Welcome!
Music comes to us as a warm gift that can fill our ears, hearts, and souls with sounds that make us feel. However, it really works best when we are able to relate to what we are listening to. This project stems from a more personal area that combines a lot of who I am—a Taylor Swift fan, a popular music lover, a Media Studies student, and a queer woman. Although Taylor Swift is often seen as a heteronormative artist, I’ve taken on the challenge of exploring how one can queer her music anyway. The parameters of my project specifically focus on her two albums folklore and evermore rather than the entirety of her discography.
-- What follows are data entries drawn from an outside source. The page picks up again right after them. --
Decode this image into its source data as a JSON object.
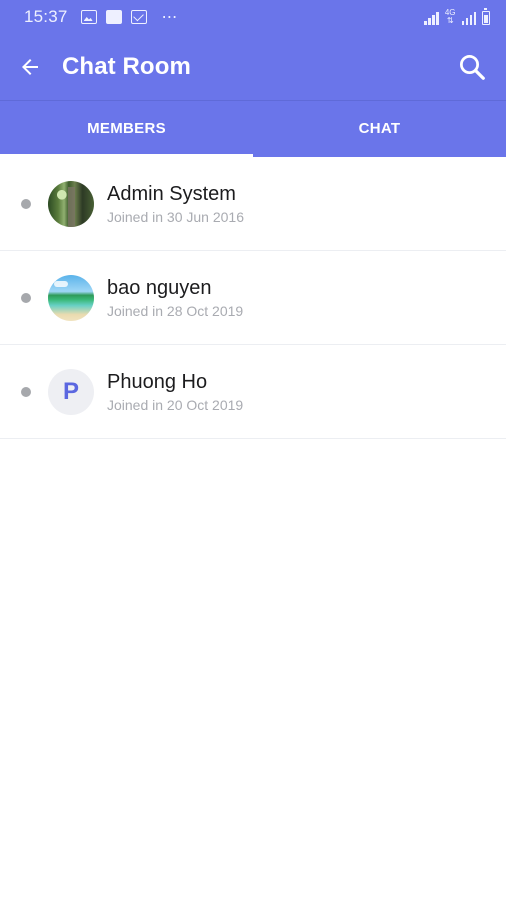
{
  "status_bar": {
    "time": "15:37",
    "dots": "⋯",
    "network_label_1": "4G",
    "network_label_2": "⇅"
  },
  "app_bar": {
    "title": "Chat Room",
    "back_icon": "arrow-left-icon",
    "search_icon": "search-icon"
  },
  "tabs": [
    {
      "label": "MEMBERS",
      "active": true
    },
    {
      "label": "CHAT",
      "active": false
    }
  ],
  "members": [
    {
      "name": "Admin System",
      "joined": "Joined in 30 Jun 2016",
      "avatar": "photo-forest"
    },
    {
      "name": "bao nguyen",
      "joined": "Joined in 28 Oct 2019",
      "avatar": "photo-beach"
    },
    {
      "name": "Phuong Ho",
      "joined": "Joined in 20 Oct 2019",
      "avatar_letter": "P"
    }
  ],
  "colors": {
    "primary": "#6a75ea",
    "status_dot": "#a6a8ac",
    "avatar_letter": "#5b67e0"
  }
}
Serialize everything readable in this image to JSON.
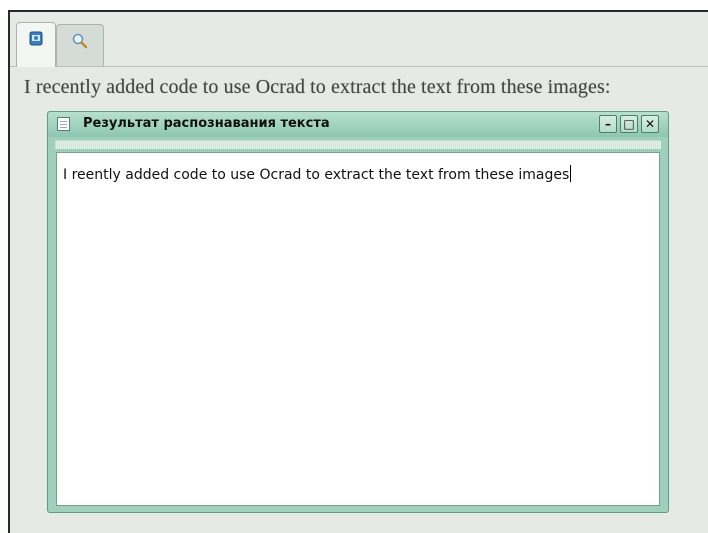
{
  "tabs": [
    {
      "icon": "ocr-document-icon"
    },
    {
      "icon": "magnifier-icon"
    }
  ],
  "image_text": "I recently added code to use Ocrad to extract the text from these images:",
  "dialog": {
    "title": "Результат распознавания текста",
    "minimize_label": "–",
    "maximize_label": "□",
    "close_label": "✕",
    "recognized_text": "I reently added code to use Ocrad to extract the text from these images"
  },
  "colors": {
    "dialog_frame": "#9fd0bd",
    "background": "#e6eae6"
  }
}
This was a choice made for a more centered study, and from my own take of how these two particular albums have the most queer implications out of all the music she has released.
The major questions I aim to answer in this project are: How can an artist who doesn’t identify as queer have their music be understood as queer? How does audience play a huge role in the interpretation of music?
The project is divided into several sections which separate the artist’s background, the audience’s reactions to the two albums, the explanation of queer theory, and my own readings of some specific songs.
I hope you enjoy reading this as much as I’ve enjoyed writing it!
About
This is a capstone project done by Cathrine Roque, a senior Media Studies student at the University of San Francisco. It is specifically for Professor Dorothy Kidd's Popular Music and Communications course. Taking on queer theory and audience analysis, the goal of the project is just as its title suggests—to queer Taylor Swift's music.